- Location: West Berlin, West Germany
- Date: 15 January 1982
- Attack type: Bombing
- Weapons: IED
- Deaths: 1
- Injured: 46

= 1982 Berlin restaurant bombing =

Terrorist incident in Germany

On 15 January 1982, a bomb exploded in the Jewish Mifgash-Israel restaurant in the Wilmerdorf district in West Berlin, West Germany, killing a child and wounding 46 people. The device was attached to a radiator near the entrance to the restaurant. A woman holding a one-year-old baby girl was thrown into the street by the blast, and the child was left in critical condition and later died. Cars parked in front of the restaurant were damaged and the floor, ceiling, and furnishings inside the restaurant were badly damaged.

Authorities initially suspected that the growing Neo-Nazi movement in West Berlin was responsible for the explosion, since it took place a few days before the anniversary of the Wannsee Conference that was held in Berlin on January 20, 1942 that coordinated the implementation of the "Final Solution to the Jewish Question", which referred to the deportation and murder of European Jews during the Second World War.

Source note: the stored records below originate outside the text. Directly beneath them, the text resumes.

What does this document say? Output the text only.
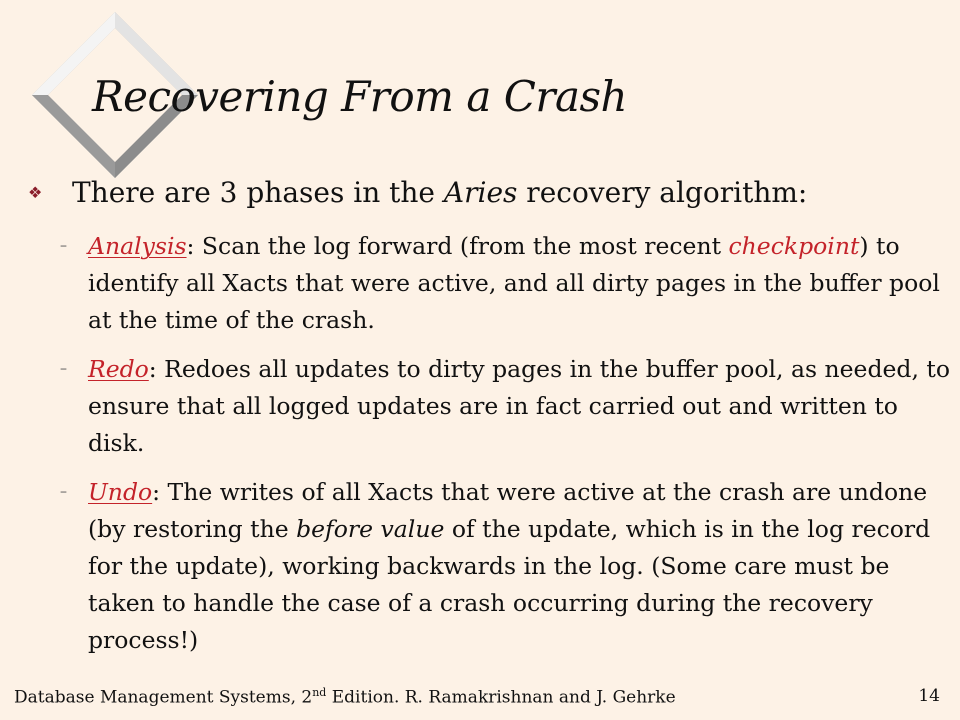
Recovering From a Crash
❖ There are 3 phases in the Aries recovery algorithm:
– Analysis: Scan the log forward (from the most recent checkpoint) to identify all Xacts that were active, and all dirty pages in the buffer pool at the time of the crash.
– Redo: Redoes all updates to dirty pages in the buffer pool, as needed, to ensure that all logged updates are in fact carried out and written to disk.
– Undo: The writes of all Xacts that were active at the crash are undone (by restoring the before value of the update, which is in the log record for the update), working backwards in the log. (Some care must be taken to handle the case of a crash occurring during the recovery process!)
Database Management Systems, 2nd Edition. R. Ramakrishnan and J. Gehrke	14
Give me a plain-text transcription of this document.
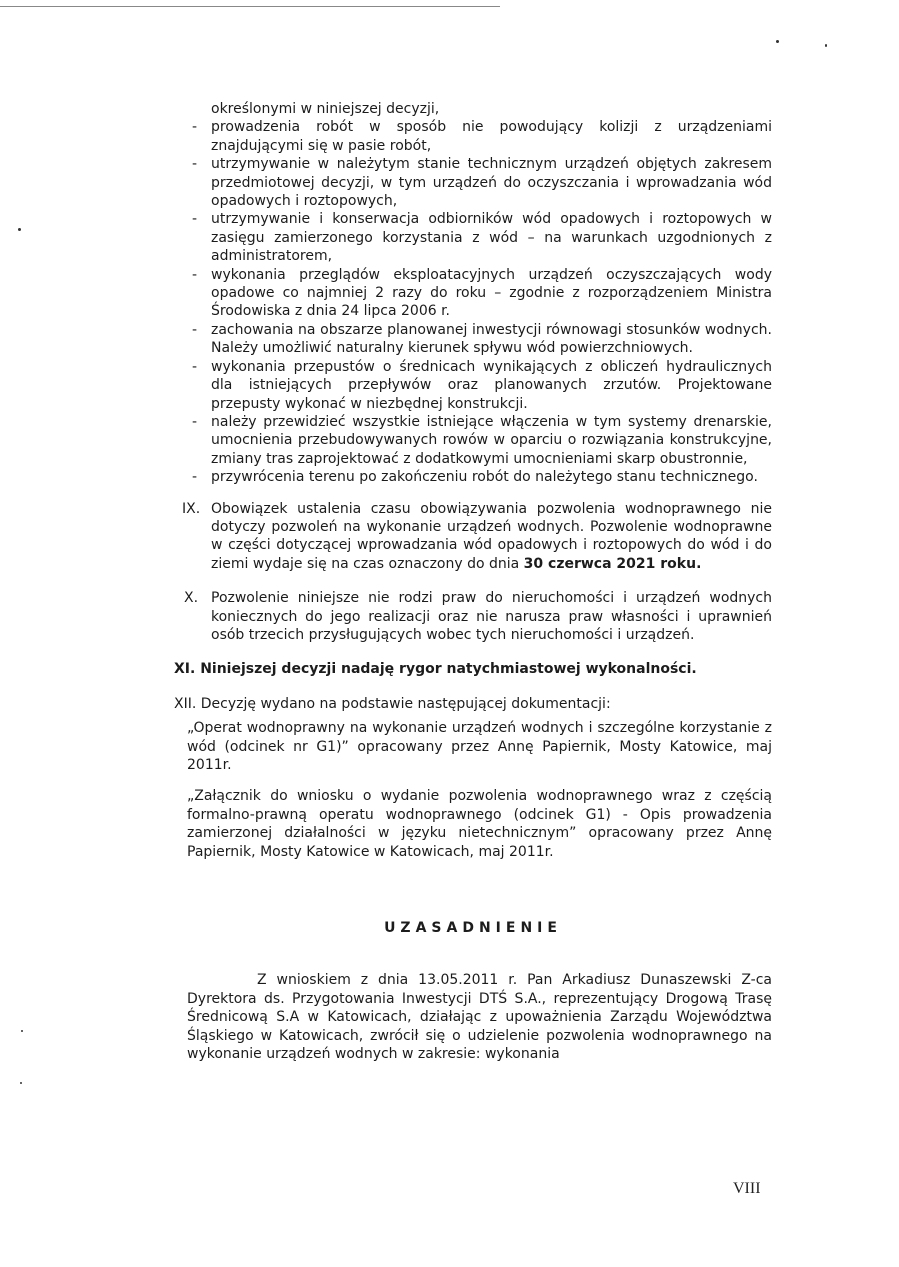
określonymi w niniejszej decyzji,
- prowadzenia robót w sposób nie powodujący kolizji z urządzeniami znajdującymi się w pasie robót,
- utrzymywanie w należytym stanie technicznym urządzeń objętych zakresem przedmiotowej decyzji, w tym urządzeń do oczyszczania i wprowadzania wód opadowych i roztopowych,
- utrzymywanie i konserwacja odbiorników wód opadowych i roztopowych w zasięgu zamierzonego korzystania z wód – na warunkach uzgodnionych z administratorem,
- wykonania przeglądów eksploatacyjnych urządzeń oczyszczających wody opadowe co najmniej 2 razy do roku – zgodnie z rozporządzeniem Ministra Środowiska z dnia 24 lipca 2006 r.
- zachowania na obszarze planowanej inwestycji równowagi stosunków wodnych. Należy umożliwić naturalny kierunek spływu wód powierzchniowych.
- wykonania przepustów o średnicach wynikających z obliczeń hydraulicznych dla istniejących przepływów oraz planowanych zrzutów. Projektowane przepusty wykonać w niezbędnej konstrukcji.
- należy przewidzieć wszystkie istniejące włączenia w tym systemy drenarskie, umocnienia przebudowywanych rowów w oparciu o rozwiązania konstrukcyjne, zmiany tras zaprojektować z dodatkowymi umocnieniami skarp obustronnie,
- przywrócenia terenu po zakończeniu robót do należytego stanu technicznego.
IX. Obowiązek ustalenia czasu obowiązywania pozwolenia wodnoprawnego nie dotyczy pozwoleń na wykonanie urządzeń wodnych. Pozwolenie wodnoprawne w części dotyczącej wprowadzania wód opadowych i roztopowych do wód i do ziemi wydaje się na czas oznaczony do dnia 30 czerwca 2021 roku.
X. Pozwolenie niniejsze nie rodzi praw do nieruchomości i urządzeń wodnych koniecznych do jego realizacji oraz nie narusza praw własności i uprawnień osób trzecich przysługujących wobec tych nieruchomości i urządzeń.
XI. Niniejszej decyzji nadaję rygor natychmiastowej wykonalności.
XII. Decyzję wydano na podstawie następującej dokumentacji:
„Operat wodnoprawny na wykonanie urządzeń wodnych i szczególne korzystanie z wód (odcinek nr G1)” opracowany przez Annę Papiernik, Mosty Katowice, maj 2011r.
„Załącznik do wniosku o wydanie pozwolenia wodnoprawnego wraz z częścią formalno-prawną operatu wodnoprawnego (odcinek G1) - Opis prowadzenia zamierzonej działalności w języku nietechnicznym” opracowany przez Annę Papiernik, Mosty Katowice w Katowicach, maj 2011r.
UZASADNIENIE
Z wnioskiem z dnia 13.05.2011 r. Pan Arkadiusz Dunaszewski Z-ca Dyrektora ds. Przygotowania Inwestycji DTŚ S.A., reprezentujący Drogową Trasę Średnicową S.A w Katowicach, działając z upoważnienia Zarządu Województwa Śląskiego w Katowicach, zwrócił się o udzielenie pozwolenia wodnoprawnego na wykonanie urządzeń wodnych w zakresie: wykonania
VIII
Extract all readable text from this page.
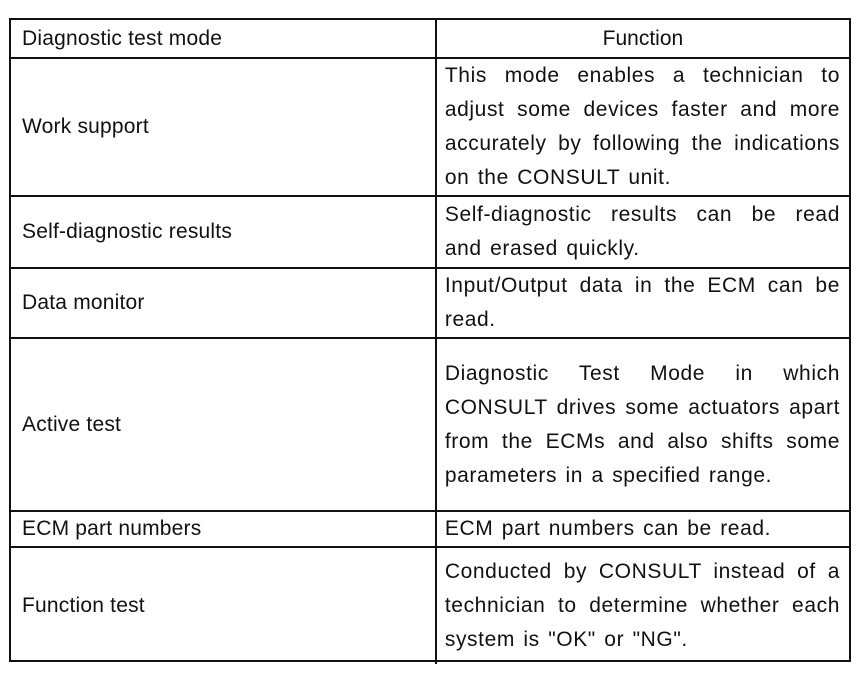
Diagnostic test mode	Function
Work support	This mode enables a technician to adjust some devices faster and more accurately by following the indications on the CONSULT unit.

Self-diagnostic results	Self-diagnostic results can be read and erased quickly.

Data monitor	Input/Output data in the ECM can be read.

Active test	Diagnostic Test Mode in which CONSULT drives some actuators apart from the ECMs and also shifts some parameters in a specified range.

ECM part numbers	ECM part numbers can be read.

Function test	Conducted by CONSULT instead of a technician to determine whether each system is "OK" or "NG".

Responsibility was claimed by Palestinian nationalists under the names "People's Federation for a Free Palestine" and the "Arab May 15 Organization for the Liberation of Palestine" in two separate claims. Police announced a search for a 30-year-old woman who witnesses described as "arab looking" who had been sitting near the radiator where the bomb had been left. She left the restaurant just before the explosion. Six Palestinian suspected members of the Popular Front for the Liberation of Palestine (PFLP) were detained by police but released after they had been questioned and their homes searched. Police offered rewards totalling $45,000 for clues leading to the capture of the bomber. On January 20, about 5,000 residents of West Berlin marched through the city to protest anti-Semitism and the restaurant explosion. Mohammed Rashid of the 15 May Organization who led the bombing of Pan Am Flight 830 on 11 August 1982 later reportedly provided information to investigators about the attack. Yehuda Zvi Blum, Israeli Ambassador to the United Nations, said that the Palestine Liberation Organization (PLO) was responsible for the attack.